This pseudo-Paper is intended as the mechanism to record time spent on the Note 'Leibniz' during my Thesis research, as from 2011. Click here for Note.
Write-up1 (as at 15/10/2017 23:44:10): Leibniz
- I’m uncertain whether this Note will cover anything apart from Leibniz’s Law(s).
- However, Leibniz’s critique of Locke in "Leibniz (Gottfried), Remnant (Peter), Bennett (Jonathan) - New Essays on Human Understanding" may be worth following up, though I suspect life’s too short.
- There are two “Laws” attributed to Leibniz:-
- The Law of the Indiscernibility of Identicals: this just appears to be a law of logic, and is (almost) universally accepted.

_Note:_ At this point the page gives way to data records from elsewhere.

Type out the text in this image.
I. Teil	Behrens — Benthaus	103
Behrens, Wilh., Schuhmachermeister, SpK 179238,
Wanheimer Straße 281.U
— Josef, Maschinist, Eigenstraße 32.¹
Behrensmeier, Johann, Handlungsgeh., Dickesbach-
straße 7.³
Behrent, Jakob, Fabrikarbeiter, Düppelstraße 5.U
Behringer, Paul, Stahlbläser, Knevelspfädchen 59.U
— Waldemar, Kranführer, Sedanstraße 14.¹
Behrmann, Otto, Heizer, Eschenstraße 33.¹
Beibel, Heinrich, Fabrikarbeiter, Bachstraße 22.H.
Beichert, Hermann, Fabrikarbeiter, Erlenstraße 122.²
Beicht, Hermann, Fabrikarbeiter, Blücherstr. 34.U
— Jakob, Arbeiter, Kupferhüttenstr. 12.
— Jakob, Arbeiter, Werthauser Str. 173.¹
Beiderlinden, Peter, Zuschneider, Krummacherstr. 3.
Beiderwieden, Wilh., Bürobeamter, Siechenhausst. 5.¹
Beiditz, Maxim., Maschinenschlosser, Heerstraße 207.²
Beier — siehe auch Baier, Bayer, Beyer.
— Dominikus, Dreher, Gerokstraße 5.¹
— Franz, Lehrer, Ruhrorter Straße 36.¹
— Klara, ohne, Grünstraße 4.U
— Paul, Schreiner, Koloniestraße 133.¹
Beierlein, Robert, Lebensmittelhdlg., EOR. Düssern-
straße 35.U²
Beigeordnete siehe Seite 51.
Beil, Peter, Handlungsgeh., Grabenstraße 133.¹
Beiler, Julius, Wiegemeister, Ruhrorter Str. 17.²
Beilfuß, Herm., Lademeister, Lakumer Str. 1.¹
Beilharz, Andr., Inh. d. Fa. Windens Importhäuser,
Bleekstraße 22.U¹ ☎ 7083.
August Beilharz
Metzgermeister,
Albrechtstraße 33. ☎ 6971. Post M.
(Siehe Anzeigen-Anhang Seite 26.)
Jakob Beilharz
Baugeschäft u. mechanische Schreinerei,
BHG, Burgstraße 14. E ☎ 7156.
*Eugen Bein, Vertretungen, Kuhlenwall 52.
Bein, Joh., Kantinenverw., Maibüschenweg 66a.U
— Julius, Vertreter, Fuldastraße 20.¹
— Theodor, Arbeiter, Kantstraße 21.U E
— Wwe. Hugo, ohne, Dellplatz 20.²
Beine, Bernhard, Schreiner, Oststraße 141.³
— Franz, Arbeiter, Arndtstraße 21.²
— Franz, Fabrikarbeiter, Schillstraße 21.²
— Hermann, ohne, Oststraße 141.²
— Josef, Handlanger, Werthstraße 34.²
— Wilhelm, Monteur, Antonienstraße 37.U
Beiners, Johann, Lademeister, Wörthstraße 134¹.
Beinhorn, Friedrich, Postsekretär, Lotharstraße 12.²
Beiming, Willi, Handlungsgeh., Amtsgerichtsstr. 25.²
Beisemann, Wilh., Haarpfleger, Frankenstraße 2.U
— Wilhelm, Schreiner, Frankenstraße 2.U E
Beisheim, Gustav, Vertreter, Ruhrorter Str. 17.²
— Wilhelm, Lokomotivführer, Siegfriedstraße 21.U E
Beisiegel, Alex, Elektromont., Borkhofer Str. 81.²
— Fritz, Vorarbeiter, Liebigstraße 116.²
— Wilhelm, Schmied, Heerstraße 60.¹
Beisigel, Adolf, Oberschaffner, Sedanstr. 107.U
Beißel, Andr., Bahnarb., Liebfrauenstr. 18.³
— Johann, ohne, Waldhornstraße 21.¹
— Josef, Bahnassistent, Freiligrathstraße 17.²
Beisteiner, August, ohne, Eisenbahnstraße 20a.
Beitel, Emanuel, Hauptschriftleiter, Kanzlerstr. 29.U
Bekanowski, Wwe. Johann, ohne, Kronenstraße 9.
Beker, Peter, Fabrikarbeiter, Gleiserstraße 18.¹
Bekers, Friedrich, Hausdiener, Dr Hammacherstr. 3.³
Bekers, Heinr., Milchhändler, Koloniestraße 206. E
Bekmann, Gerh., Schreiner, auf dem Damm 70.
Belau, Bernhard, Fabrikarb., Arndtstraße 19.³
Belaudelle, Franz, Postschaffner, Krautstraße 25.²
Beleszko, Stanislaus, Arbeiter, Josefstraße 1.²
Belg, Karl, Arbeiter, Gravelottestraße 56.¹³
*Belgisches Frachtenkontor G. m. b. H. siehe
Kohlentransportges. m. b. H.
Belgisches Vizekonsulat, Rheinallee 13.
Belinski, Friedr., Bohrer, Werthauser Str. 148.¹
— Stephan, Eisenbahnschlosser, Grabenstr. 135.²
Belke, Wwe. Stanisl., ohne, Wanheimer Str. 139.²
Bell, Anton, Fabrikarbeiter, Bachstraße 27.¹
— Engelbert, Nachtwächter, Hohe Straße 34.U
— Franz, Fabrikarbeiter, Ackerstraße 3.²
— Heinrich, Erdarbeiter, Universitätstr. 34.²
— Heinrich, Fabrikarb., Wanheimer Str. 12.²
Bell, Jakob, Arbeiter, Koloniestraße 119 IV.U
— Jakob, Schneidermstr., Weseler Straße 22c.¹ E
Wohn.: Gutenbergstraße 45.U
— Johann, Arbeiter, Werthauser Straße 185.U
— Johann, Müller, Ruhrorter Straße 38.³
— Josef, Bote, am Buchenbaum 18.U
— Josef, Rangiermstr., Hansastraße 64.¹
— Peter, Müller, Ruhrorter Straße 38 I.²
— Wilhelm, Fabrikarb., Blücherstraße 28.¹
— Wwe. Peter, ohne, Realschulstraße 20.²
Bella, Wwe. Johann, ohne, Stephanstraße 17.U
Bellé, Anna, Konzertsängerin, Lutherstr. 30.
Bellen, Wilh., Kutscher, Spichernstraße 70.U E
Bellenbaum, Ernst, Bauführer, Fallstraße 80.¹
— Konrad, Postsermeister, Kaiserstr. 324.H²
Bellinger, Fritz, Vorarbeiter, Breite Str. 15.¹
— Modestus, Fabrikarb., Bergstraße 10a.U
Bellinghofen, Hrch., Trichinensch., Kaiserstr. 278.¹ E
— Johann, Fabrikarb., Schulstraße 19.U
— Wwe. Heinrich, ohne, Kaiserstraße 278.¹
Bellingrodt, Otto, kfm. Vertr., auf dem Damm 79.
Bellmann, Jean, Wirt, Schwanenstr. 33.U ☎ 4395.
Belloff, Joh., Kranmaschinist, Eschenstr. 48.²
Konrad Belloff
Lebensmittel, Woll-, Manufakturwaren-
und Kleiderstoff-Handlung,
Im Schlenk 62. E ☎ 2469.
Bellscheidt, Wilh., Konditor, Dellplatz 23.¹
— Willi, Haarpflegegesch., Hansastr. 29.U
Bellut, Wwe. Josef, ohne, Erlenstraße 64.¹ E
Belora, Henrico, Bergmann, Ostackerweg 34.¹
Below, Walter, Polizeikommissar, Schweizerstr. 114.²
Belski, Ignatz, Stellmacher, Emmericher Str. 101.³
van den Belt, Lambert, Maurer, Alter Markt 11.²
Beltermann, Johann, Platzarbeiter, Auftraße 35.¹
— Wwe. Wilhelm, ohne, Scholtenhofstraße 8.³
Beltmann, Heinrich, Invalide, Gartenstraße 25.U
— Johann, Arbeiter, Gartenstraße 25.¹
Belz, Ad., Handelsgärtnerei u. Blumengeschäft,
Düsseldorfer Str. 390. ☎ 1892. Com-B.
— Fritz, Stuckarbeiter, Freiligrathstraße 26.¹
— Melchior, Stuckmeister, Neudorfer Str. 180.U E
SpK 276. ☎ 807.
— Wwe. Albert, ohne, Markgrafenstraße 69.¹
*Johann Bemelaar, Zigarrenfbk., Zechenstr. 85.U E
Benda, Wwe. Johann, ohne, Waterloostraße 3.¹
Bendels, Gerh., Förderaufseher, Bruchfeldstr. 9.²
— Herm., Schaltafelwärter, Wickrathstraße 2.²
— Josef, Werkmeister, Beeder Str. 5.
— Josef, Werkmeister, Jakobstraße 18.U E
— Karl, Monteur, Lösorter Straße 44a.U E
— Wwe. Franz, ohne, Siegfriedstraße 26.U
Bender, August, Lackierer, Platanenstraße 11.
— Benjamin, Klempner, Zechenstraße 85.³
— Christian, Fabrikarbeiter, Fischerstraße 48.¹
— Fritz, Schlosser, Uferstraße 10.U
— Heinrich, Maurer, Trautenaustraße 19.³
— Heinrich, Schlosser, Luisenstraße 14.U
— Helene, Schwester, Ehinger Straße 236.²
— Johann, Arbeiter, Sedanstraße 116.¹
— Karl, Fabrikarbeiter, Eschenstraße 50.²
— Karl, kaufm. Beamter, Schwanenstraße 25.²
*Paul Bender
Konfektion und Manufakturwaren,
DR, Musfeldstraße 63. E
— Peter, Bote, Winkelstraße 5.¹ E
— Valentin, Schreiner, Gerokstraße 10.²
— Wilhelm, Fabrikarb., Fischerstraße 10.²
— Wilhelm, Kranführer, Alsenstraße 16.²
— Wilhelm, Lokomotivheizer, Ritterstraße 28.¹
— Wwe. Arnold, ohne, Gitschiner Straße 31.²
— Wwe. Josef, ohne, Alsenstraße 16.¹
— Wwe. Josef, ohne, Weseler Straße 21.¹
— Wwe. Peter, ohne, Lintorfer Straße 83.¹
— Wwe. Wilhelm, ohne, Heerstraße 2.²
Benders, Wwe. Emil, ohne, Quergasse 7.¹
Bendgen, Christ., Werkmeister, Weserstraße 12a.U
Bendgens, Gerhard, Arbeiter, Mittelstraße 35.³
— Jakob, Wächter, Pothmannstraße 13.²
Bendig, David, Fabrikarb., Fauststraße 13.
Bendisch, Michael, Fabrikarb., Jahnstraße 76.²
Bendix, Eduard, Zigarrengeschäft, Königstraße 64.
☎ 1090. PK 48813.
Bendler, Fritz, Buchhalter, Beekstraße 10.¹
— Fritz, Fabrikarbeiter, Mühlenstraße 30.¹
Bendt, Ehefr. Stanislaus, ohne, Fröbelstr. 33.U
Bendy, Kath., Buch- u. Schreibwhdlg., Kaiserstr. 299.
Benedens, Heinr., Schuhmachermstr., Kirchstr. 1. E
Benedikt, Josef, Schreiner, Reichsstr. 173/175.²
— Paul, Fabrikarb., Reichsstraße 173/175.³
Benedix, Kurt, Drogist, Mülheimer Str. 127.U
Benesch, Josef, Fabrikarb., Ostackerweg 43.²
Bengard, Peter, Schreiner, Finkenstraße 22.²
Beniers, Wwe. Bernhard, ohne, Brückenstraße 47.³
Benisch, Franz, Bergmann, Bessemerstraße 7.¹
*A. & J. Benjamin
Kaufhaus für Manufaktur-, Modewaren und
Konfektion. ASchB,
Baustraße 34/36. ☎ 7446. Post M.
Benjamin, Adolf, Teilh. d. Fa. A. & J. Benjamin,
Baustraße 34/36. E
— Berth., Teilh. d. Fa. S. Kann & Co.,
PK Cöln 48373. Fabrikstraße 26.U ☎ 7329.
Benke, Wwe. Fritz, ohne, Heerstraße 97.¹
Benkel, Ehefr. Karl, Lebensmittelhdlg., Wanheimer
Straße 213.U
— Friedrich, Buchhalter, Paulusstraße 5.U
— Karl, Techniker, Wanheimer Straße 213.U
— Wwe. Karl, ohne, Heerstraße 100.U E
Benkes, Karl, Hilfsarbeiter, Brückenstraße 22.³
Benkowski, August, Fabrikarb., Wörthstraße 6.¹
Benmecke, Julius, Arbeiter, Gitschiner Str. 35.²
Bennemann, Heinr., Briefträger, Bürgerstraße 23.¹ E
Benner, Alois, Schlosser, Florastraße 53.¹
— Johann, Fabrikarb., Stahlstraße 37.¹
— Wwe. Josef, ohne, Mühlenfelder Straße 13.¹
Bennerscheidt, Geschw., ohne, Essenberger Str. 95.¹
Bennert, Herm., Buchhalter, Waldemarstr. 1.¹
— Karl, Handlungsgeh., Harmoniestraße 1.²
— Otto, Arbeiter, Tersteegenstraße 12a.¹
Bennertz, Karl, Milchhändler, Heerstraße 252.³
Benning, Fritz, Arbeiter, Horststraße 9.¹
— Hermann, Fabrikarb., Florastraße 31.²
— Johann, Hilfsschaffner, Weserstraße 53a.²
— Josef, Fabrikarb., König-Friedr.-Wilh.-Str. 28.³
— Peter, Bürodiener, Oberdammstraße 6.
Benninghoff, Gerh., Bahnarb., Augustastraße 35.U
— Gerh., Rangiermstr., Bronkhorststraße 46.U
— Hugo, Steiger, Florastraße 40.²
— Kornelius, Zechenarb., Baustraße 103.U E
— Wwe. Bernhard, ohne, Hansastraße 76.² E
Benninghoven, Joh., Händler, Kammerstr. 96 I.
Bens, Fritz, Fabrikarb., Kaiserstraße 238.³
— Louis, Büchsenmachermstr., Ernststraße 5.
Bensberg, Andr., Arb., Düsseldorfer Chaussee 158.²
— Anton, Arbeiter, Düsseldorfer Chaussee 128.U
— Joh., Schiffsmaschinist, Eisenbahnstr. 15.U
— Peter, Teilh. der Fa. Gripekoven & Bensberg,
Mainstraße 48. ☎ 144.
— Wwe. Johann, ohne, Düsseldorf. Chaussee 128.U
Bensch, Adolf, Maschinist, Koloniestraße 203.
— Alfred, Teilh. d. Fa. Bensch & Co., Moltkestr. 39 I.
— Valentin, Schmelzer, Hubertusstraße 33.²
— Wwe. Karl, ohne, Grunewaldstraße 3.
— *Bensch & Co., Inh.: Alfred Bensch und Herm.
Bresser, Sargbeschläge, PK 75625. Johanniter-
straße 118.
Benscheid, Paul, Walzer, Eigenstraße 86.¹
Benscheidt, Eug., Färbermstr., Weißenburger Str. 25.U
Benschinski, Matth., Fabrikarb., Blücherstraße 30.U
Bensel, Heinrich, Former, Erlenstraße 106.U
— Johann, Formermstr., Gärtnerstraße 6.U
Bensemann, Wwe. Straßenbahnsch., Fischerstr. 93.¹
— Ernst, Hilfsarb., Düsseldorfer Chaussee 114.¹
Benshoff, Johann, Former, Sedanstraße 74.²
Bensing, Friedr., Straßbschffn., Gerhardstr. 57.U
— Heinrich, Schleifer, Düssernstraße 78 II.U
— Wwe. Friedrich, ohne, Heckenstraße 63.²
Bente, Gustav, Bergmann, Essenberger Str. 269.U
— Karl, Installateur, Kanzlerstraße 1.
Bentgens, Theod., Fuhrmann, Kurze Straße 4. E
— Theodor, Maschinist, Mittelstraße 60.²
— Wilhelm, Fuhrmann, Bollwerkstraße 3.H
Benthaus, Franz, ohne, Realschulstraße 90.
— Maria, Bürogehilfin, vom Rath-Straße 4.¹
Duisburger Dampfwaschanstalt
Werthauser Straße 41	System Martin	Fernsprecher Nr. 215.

It states that if “two” objects are identical (that is, “they” are the same object picked out by two descriptions) then “they” have exactly the same properties – both intrinsic and relational.
- The Law of the Identity of Indiscernibles: this is a more contentious – and metaphysical – suggestion, and is that if “two” objects share all the same intrinsic and relational properties, they are identical (ie there is only one object, but picked out by different descriptions).

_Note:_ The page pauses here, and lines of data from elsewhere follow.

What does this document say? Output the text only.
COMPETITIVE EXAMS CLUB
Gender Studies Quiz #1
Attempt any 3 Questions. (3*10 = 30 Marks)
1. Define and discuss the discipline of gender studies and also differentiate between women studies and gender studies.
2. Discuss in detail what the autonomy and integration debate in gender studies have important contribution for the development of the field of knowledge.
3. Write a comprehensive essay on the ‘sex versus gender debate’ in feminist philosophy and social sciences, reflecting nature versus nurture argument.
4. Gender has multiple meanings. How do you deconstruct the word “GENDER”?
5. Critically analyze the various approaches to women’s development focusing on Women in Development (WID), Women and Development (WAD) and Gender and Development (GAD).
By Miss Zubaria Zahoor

- The (apparent) problems with the first3 law are (at least) twofold:-
- The same object can have different properties at different times. This is the problem of temporary intrinsics4, and the logic of identity5 is tied up with resolving this issue.
- Intensional properties are excluded from consideration – as revealed by the masked man fallacy: the fact that I don’t know that the masked man is my father – though I do know that my father is my father – doesn’t mean that the masked man isn’t my father.
- The second Law seems reasonable enough for ordinary macroscopic objects, but
- It is allegedly false for quantum objects, and could also be false in a universe consisting of two exactly similar spheres. It is neither a logical nor a necessary truth, if it is true at all.
- However, if it is false, it seems to demand haecceities6, where things are distinct just because they are distinct (something empiricists dislike).
- See the categorised reading list below, which is far too wide; a “starter pack” might include:-
- "Ayer (A.J.) - The Identity of Indiscernibles", Ayer
- "Barnes (Kenneth) - Aristotle on Identity and Its Problems", Barnes7
- "Baylis (Charles A.) - Review Article: The Identity of Indiscernibles", Baylis8
- "Black (Max) - The Identity of Indiscernibles", Black
- "Crane (Tim) & Farkas (Katalin) - Being: Introduction", Crane+Farkas
- "Forrest (Peter) - The Identity of Indiscernibles", Forrest
- "Hawley (Katherine) - Identity and Indiscernibility", Hawley
- "Sleigh (R.C.) - Identity of Indiscernibles", Sleigh
- This is a place-holder9.
- This is the write-up as it was when this Abstract was last output, with text as at the timestamp indicated (15/10/2017 23:44:10).
- Link to Latest Write-Up Note.
- A number of my philosophical Notes are “promissory notes” currently only listing the books and papers (if any) I possess on the topic concerned.
- I’ve decided to add some text – whether by way of motivation, or something more substantive – for all these identified topics related to my Thesis.
- As I want to do this fairly quickly, the text may be confused or show surprising ignorance.
- The reader (if such exists) will have to bear with me, and display the principle of charity while this footnote exists.
- No doubt there’s a convention as to which is the “first” and which is the “second” of Leibniz’s Laws, but they are often confusingly combined into one law with two parts.
- Barnes alleges that the Law is due to Aristotle rather than to Leibniz.
- The papers reviewed by Bayliss (and the review itself) are all rather old, so I’ve not selected for further study all the papers reviewed in this brief article.